Allie Keats
Game Programmer
Senior Systems Programmer at Behaviour Interactive with 5 years of professional C++ experience.

Capstone - Week 2

By: Allie Keats | 11 September 2017

Weekly State of the Repo

The past week was spent implementing a couple different prototypes in Unity, each of which focused on a single mechanic with the plans to later build them out to full gameplay.

The first, Prototype 1, was the “Western Gunslinger” idea from last week. The prototype simply entailed a capsule “character” that could move with the left joystick of a controller and looked with the right, with controls like games such as “Overcooked”. Mechanics-wise, the player had to keep a ball in the center of a UI element that tried to pull it left and right, almost like the grinding mechanic in most Tony Hawk games. The longer the ball was in the middle, the faster the character’s gun would spin and the more damage it would do.

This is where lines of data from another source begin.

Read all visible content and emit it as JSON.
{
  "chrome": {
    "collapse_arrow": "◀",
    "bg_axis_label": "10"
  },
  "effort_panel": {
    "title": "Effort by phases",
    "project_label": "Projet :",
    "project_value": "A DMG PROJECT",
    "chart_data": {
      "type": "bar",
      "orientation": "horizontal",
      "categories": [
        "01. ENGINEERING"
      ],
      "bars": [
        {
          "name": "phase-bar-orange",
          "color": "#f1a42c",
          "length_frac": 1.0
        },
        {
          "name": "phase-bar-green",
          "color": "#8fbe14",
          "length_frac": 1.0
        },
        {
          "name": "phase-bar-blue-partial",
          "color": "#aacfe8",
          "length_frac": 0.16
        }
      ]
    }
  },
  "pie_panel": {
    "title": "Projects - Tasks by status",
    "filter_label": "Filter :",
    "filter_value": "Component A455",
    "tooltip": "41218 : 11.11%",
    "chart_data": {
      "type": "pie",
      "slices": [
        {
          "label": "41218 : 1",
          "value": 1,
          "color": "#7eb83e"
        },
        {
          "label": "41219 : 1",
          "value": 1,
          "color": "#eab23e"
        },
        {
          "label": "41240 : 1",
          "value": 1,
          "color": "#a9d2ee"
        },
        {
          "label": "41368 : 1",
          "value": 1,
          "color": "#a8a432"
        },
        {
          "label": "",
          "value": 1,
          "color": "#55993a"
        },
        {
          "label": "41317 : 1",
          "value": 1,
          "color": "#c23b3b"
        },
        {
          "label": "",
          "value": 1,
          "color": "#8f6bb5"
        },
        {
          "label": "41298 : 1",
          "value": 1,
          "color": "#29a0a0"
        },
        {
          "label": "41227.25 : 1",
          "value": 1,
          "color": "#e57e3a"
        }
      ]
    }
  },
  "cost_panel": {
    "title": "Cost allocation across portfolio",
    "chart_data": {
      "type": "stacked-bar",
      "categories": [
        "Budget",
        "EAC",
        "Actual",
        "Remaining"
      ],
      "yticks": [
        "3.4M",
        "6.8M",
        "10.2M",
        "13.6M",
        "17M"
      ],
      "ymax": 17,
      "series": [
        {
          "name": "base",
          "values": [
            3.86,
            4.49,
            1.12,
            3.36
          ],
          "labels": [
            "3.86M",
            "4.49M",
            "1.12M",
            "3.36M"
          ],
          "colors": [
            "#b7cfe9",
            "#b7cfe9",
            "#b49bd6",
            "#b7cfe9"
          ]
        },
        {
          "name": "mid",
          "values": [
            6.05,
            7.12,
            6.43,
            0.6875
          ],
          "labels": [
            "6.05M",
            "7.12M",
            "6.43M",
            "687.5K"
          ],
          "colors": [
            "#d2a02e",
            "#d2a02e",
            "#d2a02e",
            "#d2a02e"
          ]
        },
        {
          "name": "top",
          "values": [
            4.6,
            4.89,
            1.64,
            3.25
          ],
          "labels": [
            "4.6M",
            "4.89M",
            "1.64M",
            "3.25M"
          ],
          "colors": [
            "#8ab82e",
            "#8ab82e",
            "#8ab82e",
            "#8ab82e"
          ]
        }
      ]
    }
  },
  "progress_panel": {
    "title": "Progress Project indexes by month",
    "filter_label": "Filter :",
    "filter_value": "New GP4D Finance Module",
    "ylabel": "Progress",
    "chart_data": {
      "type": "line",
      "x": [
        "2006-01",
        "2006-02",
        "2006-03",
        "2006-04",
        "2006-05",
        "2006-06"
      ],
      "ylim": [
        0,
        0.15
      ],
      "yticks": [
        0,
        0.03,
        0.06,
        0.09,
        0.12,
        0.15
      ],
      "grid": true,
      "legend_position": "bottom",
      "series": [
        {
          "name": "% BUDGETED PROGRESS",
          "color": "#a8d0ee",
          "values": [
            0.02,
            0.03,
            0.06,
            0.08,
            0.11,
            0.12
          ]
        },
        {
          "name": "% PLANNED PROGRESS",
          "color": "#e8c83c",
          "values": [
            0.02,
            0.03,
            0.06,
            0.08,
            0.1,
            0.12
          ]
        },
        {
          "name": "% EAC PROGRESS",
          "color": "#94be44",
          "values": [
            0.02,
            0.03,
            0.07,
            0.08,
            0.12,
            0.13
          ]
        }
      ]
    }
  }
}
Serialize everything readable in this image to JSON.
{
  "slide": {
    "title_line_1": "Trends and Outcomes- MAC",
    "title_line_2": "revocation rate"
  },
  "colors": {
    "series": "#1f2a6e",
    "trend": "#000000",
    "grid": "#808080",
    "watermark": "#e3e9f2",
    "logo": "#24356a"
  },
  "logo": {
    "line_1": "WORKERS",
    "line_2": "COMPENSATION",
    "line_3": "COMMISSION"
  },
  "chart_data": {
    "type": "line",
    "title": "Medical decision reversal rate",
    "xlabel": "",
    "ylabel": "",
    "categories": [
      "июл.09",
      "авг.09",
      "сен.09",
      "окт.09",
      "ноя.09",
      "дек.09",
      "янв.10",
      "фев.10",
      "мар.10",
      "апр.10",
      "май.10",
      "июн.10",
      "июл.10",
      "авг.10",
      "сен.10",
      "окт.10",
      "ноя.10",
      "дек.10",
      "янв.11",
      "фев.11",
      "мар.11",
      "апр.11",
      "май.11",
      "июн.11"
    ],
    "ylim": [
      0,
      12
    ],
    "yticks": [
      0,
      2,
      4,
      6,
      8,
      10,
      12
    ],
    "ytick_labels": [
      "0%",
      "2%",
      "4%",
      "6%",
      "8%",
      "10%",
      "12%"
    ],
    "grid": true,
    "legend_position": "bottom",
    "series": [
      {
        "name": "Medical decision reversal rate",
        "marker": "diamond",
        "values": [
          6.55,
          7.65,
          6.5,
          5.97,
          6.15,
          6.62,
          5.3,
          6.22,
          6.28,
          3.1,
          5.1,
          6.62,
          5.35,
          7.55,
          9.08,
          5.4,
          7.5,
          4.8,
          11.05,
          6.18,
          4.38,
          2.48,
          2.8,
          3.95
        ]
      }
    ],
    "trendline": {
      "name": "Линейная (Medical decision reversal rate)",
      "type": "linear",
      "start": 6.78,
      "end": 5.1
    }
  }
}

Prototype 2 is one that I didn’t talk about last week (though it involves some of the same mechanics), but was another one of the team’s top ideas. It is a first-person shooter where the player can alter the stats and way their weapon works on the fly by picking up modifications for it; the most similar game I am familiar with is Fallout 4. We haven’t fully decided on the gameplay for this idea yet (ideas include a typical “corridor-runner” FPS or an arena-style battle) but the core mechanic of the part switching is fleshed out enough for a deeper prototype, although the one in V0.01.03 is just a static camera with a debug menu for changing the scope and barrel of the gun, and a target to see how the stats change dynamically.

“Turning ‘Oh Shit’ into ‘Oh Yeah!’”

During our class midway through the week, we presented our top ideas to our professor and class. The consensus on the team was that, because of several factors, we underperformed for this presentation and that we can, and will, do better. The result of this presentation and feedback session was a total shift of our focus. We met the next day and threw out a bunch of our concepts and all of our narrative ideas, and decided to start from scratch with the core mechanic that everyone agreed was the most interesting: the dynamic weapon building.

For the next stage of Capstone, it is necessary to build 3 working gameplay prototypes (among myriad other requirements). Our original plan was to have two of them done this sprint by building off the existing prototypes, then spend a week on the third, and one week refining and building our documentation and deciding which to go forward with before challenging. After the feedback session, we dropped this plan and instead decided that we would build 3 different prototypes based on the gun-building mechanic, with secondary mechanics and gameplay goals as disparate as possible. Thus, the plan for this week became to focus on building as complete of a framework as possible for these three prototypes, without having a “deliverable” prototype at the end, so-to-speak.

Thus, this week has been focused on the following key items:

  1. All first-pass weapon parts are implemented and working.
    • Weapon parts can update and replace stats dynamically.
    • Weapon parts can be easily tweaked by the design team.
    • The “firing mechanism” can even alter the projectile fired by the weapon (hitscan, grenades, rockets, etc.)
      • Projectiles like grenades and rockets should support splash damage.
    • Weapons have a clip size, current amount in clip, and support reloading with a placeholder reloading animation.
    • Weapon parts in the environment can be “picked up” and are immediately equipped.
    • All 5 weapon variables specified by the design team are implemented and work as expected.
    • All 4 weapon part slots specified by the design team are implemented.
  2. The IWeapon interface is usable by player code and AI code without any changes.
  3. The player has a full first-person controller.
    • Aiming, walking, jumping, and crouching all work as expected by any FPS player.
    • Speeds/amounts for all the above can be easily tweaked by the design team.
    • Interact (on the “E” key) works as expected by any FPS player.
    • The player should have a HUD that displays ammo information and health information.
    • The player’s weapon has recoil and kicks up while firing.
    • The player dies and can restart when their health reaches 0.
    • The controls work for mouse/keyboard, and a PS4 controller.
  4. The placeholder target displays all damage info and is “killable” (i.e., breaks).
    • An “aggressive target” holds a gun and shoots at the player. Player takes damage.
  5. Everything that needs some sort of animation or VFX should have a placeholder item that can be swapped out later.
    • Includes UI, reload animation, gunshot effects, player damage effects, etc.
  6. An event/notification system exists for tracking player kills and deaths.

Items in bold have not yet been completed at the time of posting, but the sprint doesn’t end for another three days. This list of deliverables has been the bulk of my work this week, and it’s felt like a much better stride has been hit than the week before. I am confident that, although we got off to a rocky start, the next few sprints will go much more smoothly and the product we deliver in the end will be of an even higher quality for it.